Tuesday, July 31, 2012

Cake of Angels

Fluffy, carefree people, melting in the summer heat and picnicking by the river,

This cake is best doused in piles of berries and heavy cream.

Or plain, eaten by the handful.  Delicate, puffy, moist handfuls.



It is important to use an ungreased pan, so that the cake batter can cling to the sides of the pan as it cooks; otherwise it'll slither down and have no structure.

If the bottom of your pan is not removable, as mine is not, you can lay the pan on parchment paper or foil and trace around it and inside the tube with a marker.  Cut out the circle and lay inside the pan before pouring in the batter.


Crack the eggs into a separate bowl before adding to the mixing-bowl one
at a time, in case a yolk breaks.
The key with the batter is to treat it with a soft, gentle hand; if you dump in the sugar or flour all at once, you'll crush the beautiful mounds of egg whites you just labored over!  (As if pushing the button on a mixer were labor ...)



Cake of Angels 
This is from Judith Fertig's book on Heartland food, Prairie Home Cooking.  I have a first edition that my grandma gave me in 1999, but Fertig has since come out with later versions.  Not only is the book full of information on rural America and our immigrant heritage, but every recipe I've ever tried from it has been a stunning success.  I've changed her preparation instructions, but the measurements and ingredients remain the same.  
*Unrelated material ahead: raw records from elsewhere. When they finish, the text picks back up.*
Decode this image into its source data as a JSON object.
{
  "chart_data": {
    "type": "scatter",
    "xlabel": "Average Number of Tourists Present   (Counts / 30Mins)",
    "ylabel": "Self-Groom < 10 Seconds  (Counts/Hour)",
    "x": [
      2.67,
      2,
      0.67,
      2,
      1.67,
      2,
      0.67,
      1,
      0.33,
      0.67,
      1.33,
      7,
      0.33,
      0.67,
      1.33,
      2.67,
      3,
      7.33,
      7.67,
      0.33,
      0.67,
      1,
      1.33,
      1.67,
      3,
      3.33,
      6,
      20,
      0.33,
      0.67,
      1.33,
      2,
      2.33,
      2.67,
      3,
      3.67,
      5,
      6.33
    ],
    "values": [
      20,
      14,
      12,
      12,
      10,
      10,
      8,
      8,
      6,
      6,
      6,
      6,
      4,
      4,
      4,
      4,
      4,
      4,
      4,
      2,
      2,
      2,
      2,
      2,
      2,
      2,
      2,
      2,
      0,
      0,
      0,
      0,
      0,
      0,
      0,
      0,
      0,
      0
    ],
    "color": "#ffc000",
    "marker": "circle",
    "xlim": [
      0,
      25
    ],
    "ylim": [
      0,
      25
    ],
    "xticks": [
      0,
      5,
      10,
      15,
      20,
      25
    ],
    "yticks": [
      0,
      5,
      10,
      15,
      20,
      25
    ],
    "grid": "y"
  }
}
Warning: After trying this, you'll never be able to return to the store-bought cake again - it is cardboard by comparison!  So ... sally forth at your own risk.

8 egg whites
1/4 teaspoon cream of tartar
1/4 teaspoon salt
1 cup sugar
1 teaspoon vanilla extract
3/4 cup cake flour (NOT all-purpose flour!)

Preheat oven to 350.  Prepare an ungreased 10-inch angel food cake pan.  Beat the egg whites, cream of tartar, and salt until stiff peaks form.  Gradually add the sugar, 1/4 cup at a time, beating constantly.  When stiff, glossy peaks form, beat in the vanilla.  Gently fold in the flour, 1/8 cup at a time.  Pour batter gently into the cake pan.

Bake for 20 minutes, or until a toothpick comes out clean.  Remove from the oven and invert, letting cool for several hours.  This allows the structure of the cake to become strong; remove it too soon, and it'll sink down flat.


Did you ever wonder what the little prongs on the side of a tube cake pan were for?  So that you can cool it upside down!


Cream

Heavy Cream (if beating) or half-and-half
A few drops each of the following extracts: Lemon, Orange, and Vanilla
White sugar, to taste

Option 1: Beat the cream until it begins to thicken, then slowly mix in the sugar and extracts.  Continue beating until stiff peaks form, and mound on top of the cake when serving.

Option 2: Whisk cream or half-and-half with the extracts and sugar and pour over slices of cake.


Homemade extracts are easy and inexpensive to produce.  
Sinful this though this cake may be, it is indeed angelic.